Health and beauty retailer Boots added 1.0 percent, Alliance & Leicester rose 1.3 percent but HSBC Bank lost 1.1 percent and Lloyds TSB Bank also lost 1.1 percent.
Meanwhile, markets in Germany were closed for the New Year's holiday. The blue-chip German DAX index fell 19.79 percent this year to end 2001 at 5,160.10 last Friday.
In France, markets were also closed. But, the key CAC-40 index fell 21.97 percent for the year, settling at 4,624.58 on Friday.
Earlier in Asia, prices on the Hong Kong Stock Exchange ended slightly lower in light trading, pressured by some profit taking on the last trading session of the year. Hong Kong's blue-chip Hang Seng Index slipped 34.38 points, or 0.30 percent, to 11,397.21. But, for the year the index dropped 24.5 percent in value.
Analysts said the market may remain subdued for the rest of the week on renewed concerns about the crisis in Argentina, where President Adolfo Rodriguez Saa resigned Sunday after only a week in office and key U.S. data due Thursday and Friday.
Meanwhile, prices on the Taiwan Stock Exchange ended the final day of the year higher. The key Taiwan Stock Exchange Weighted Index rose 2.83 percent to 5,551.24, lifted by strength in chipmakers. For the year, the index rose 17.14 percent.

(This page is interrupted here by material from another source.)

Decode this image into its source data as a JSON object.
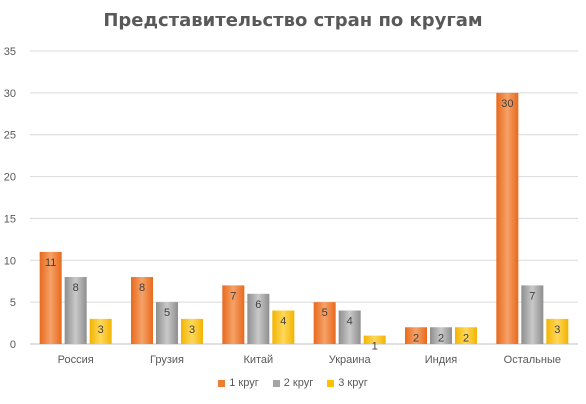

The performance is all the more remarkable considering Taiwan is in its worst recession on record, likely to see its economy drop 2 percent this year.
Elsewhere around the Pacific region, prices on the Australian Stock Exchange ended slightly lower as some investors were caught off-guard after the price index futures contract closed surprisingly early on the final day of 2001.
Generally, Australian investors wait until around the final bell at end of each quarter to offload stock and readjust their portfolios. But market administrators closed the December SPI contract soon after the opening bell following damning complaints about stock manipulation earlier this year.
The All Ordinaries index eased 3.90 points, or 0.10 percent to 3,359.90. But, for the year the index rose 6.50 percent in value.
Meanwhile, Japan's stock market was closed for New Year's Eve and will remain closed through Friday, when stocks will trade for half a day. They will close again next Monday.
But the Nikkei index lost 24 percent during 2001, finishing the year at 10,542.62 while the Topix index sank 20 percent over the course of the year, to end at 1,032.14.
Markets in South Korea were also closed on Monday, but will resume trading on Wednesday. South Korea was one of the highlights of Asian trade this year, benefiting from attempts to change the way Korea's economy works. The Korean Stock Exchange Composite Index ended 2001 up 37 percent in value at 693.70.